A copy of this book was provided in exchange for an honest review.
Nicolette’s awful stepsisters call her “Mechanica” to demean her, but the nickname fits: she learned to be an inventor at her mother’s knee. Her mom is gone now, though, and the Steps have turned her into a servant in her own home.
But on her sixteenth birthday, Nicolette discovers a secret workshop in the cellar and begins to dare to imagine a new life for herself. Could the mysterious books and tools hidden there—and the mechanical menagerie, led by a tiny metal horse named Jules—be the key to escaping her dreary existence? With a technological exposition and royal ball on the horizon, the timing might just be perfect for Nicolette to earn her freedom at last.
Gorgeous prose and themes of social justice and family shine in this richly imagined Cinderella retelling about an indomitable inventor who finds her prince . . . but realizes she doesn’t want a fairy tale happy ending after all.
I love retellings so I was very eager to read Mechanica (and that cover!) and overall I did enjoy it. I loved that Cornwell took the classic Cinderella story and added some feminism. Nicolette- Nick for short- was a strong character that had mechanical skills like her mother before her. I thought that her mechanisms were interesting and for the most part easy to visualize. Jules, the mechanical horse her mother created, was adorable and he was my favorite character in the story….until View Spoiler »He was recreated BIGGER and gained the ability to TALK. Yep, mechanical horse that talks. That just went too far for me personally. « Hide Spoiler
Mechanica didn’t revolve around the romance but when the romantic elements were present they weren’t my favorite. There was some insta-love but it did help that the character was aware that they were feeling things a little quickly. The idea of being in love with the idea of someone rather than their true self was present and was a believable approach since that happens often in life. I never felt any chemistry between the characters. Not one little bit. The scenes felt pretty typical for the most part and were less swoony and more annoying.
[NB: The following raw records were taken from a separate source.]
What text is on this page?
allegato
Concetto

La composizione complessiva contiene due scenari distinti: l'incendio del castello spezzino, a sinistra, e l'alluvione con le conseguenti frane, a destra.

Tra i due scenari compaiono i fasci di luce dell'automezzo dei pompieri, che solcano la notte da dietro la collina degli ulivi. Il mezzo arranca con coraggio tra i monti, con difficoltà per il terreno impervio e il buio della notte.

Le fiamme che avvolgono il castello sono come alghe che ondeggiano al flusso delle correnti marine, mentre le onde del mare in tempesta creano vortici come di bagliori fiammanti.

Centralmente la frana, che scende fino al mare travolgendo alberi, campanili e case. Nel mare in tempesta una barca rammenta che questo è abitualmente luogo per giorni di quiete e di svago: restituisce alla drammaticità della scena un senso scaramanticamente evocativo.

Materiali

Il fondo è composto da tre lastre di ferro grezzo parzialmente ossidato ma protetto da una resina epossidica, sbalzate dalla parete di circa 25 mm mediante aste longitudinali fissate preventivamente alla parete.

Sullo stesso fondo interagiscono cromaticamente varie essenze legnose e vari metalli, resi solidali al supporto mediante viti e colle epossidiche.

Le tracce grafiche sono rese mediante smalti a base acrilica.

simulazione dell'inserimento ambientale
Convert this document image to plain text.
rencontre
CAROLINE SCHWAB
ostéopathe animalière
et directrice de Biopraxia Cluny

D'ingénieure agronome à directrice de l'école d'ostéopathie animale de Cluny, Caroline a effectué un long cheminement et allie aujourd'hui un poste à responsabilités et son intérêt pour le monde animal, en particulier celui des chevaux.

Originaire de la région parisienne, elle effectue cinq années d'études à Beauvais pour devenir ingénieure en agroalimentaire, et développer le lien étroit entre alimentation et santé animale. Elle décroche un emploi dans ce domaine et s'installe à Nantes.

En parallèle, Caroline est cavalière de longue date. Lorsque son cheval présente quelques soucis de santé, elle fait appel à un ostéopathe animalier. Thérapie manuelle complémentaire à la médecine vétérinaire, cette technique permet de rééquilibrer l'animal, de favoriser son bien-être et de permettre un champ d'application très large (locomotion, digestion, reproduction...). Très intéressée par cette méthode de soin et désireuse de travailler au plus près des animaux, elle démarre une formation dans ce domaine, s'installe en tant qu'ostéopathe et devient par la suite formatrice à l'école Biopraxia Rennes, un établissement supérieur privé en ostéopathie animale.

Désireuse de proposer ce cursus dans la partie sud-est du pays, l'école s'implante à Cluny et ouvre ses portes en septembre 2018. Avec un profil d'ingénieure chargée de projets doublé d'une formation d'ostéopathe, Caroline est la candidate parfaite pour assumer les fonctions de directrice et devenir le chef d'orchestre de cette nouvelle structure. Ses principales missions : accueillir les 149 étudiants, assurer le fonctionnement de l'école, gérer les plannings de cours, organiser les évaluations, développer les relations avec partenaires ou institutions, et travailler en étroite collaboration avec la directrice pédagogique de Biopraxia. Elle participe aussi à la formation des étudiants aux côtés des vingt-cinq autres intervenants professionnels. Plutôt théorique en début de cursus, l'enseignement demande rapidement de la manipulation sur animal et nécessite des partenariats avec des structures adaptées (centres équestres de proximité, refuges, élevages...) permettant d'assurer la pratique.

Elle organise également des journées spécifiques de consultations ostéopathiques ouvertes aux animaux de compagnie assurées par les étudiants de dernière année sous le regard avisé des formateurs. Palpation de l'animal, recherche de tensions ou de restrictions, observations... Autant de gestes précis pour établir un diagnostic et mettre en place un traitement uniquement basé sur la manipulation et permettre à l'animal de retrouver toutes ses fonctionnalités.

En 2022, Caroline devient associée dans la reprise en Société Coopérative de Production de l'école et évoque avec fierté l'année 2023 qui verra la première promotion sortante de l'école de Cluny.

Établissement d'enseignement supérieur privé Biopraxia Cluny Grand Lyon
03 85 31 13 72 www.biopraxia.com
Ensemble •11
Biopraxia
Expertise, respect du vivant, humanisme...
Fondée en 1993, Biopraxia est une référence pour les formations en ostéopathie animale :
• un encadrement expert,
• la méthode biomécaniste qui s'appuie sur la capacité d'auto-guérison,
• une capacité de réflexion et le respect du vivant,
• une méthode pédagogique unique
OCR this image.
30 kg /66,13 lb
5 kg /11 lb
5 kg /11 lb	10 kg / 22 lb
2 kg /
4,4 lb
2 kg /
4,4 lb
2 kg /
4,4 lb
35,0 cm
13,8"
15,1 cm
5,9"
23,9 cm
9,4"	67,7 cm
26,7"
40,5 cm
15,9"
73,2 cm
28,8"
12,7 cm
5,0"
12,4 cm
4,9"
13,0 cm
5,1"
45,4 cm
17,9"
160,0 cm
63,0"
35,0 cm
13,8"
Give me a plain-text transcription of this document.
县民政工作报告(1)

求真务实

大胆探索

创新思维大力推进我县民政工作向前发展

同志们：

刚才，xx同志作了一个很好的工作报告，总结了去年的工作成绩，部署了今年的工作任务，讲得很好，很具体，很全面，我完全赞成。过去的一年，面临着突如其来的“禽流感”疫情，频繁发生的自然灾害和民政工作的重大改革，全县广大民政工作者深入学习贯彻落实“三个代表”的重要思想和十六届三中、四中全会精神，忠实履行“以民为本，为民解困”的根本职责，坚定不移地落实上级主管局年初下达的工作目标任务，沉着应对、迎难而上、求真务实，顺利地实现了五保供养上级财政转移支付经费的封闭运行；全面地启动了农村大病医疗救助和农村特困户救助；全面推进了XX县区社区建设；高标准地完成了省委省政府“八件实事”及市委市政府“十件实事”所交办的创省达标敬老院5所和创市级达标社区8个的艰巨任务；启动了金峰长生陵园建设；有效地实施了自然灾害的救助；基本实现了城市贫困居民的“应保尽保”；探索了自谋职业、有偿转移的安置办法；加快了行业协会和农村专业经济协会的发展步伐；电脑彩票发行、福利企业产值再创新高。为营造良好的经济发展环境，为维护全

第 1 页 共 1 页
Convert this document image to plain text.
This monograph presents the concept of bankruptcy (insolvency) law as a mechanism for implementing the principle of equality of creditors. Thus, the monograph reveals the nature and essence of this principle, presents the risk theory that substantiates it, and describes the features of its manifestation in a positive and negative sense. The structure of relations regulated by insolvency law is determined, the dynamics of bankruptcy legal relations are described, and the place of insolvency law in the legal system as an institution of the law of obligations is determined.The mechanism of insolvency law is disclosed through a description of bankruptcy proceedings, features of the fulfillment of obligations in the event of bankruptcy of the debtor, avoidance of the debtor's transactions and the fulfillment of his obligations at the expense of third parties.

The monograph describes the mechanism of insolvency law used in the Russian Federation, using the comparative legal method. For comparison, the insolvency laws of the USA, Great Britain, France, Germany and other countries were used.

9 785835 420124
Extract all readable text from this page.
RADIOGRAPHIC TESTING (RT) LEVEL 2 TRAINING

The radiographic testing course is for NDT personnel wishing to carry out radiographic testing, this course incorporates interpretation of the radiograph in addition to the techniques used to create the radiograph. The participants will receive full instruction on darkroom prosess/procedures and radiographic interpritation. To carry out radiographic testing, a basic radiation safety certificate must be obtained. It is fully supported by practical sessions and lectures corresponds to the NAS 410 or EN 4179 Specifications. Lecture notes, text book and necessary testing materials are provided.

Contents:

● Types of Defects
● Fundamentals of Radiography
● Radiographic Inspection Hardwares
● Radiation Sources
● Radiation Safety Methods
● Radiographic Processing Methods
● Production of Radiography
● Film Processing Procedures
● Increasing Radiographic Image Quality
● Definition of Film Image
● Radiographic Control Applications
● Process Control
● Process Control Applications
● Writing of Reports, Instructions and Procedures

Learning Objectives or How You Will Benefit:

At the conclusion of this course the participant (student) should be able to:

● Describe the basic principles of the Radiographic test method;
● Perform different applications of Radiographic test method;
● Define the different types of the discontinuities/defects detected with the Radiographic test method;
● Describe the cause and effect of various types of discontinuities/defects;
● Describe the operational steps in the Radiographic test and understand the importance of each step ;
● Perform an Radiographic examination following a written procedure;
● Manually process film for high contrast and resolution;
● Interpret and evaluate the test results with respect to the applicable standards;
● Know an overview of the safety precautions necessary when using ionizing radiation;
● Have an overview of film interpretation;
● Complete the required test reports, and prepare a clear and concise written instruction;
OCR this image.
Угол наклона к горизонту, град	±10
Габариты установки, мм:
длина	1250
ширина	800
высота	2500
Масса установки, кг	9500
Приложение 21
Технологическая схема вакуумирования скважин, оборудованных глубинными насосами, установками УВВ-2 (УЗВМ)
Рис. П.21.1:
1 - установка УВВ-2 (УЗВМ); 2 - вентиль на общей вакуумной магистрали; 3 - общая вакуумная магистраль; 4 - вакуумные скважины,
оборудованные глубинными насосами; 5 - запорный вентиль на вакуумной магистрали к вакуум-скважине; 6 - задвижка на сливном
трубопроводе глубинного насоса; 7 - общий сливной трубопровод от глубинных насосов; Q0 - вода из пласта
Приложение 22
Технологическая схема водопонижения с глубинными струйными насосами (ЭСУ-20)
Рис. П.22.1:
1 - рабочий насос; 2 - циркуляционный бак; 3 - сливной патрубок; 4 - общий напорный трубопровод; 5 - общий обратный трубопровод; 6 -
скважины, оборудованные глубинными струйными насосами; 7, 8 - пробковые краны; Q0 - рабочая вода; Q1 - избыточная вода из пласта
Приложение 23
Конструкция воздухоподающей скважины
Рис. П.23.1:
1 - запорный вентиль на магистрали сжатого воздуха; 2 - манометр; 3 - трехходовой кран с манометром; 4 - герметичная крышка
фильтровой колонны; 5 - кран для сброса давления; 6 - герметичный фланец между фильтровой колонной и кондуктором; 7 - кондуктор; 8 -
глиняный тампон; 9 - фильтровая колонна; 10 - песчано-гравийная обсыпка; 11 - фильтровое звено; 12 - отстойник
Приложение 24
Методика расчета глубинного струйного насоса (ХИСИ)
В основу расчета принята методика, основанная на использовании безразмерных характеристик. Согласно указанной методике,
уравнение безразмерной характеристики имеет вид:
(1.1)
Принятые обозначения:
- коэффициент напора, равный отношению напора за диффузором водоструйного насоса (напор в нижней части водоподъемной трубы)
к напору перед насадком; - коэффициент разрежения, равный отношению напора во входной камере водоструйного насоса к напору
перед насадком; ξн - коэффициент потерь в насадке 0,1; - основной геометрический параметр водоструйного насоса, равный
As I mentioned above, Nick was a strong character and I loved that she was set on helping herself and creating a new life with her mechanical skills. She had a goal and worked towards it even with many obstacles standing in her way. I thought that was a great twist to the Cinderella story. No prince needed to save her. The only issue was that somehow it all fell flat regardless? I’m not sure exactly how or why but there were parts of the book that felt slower and yet the ending sequence felt rushed. Things sort of fell into place and were a tad too easy.
Though the idea behind Mechanica was strong the execution fell flat for me. Nick was a strong character though not overly relatable and I never did feel chemistry between any of the characters. I wanted to have an emotional investment into Nick’s story but I never did. I though the mechanical elements added a great deal to the story and like I said it was based on a great twist to the typical Cinderella story.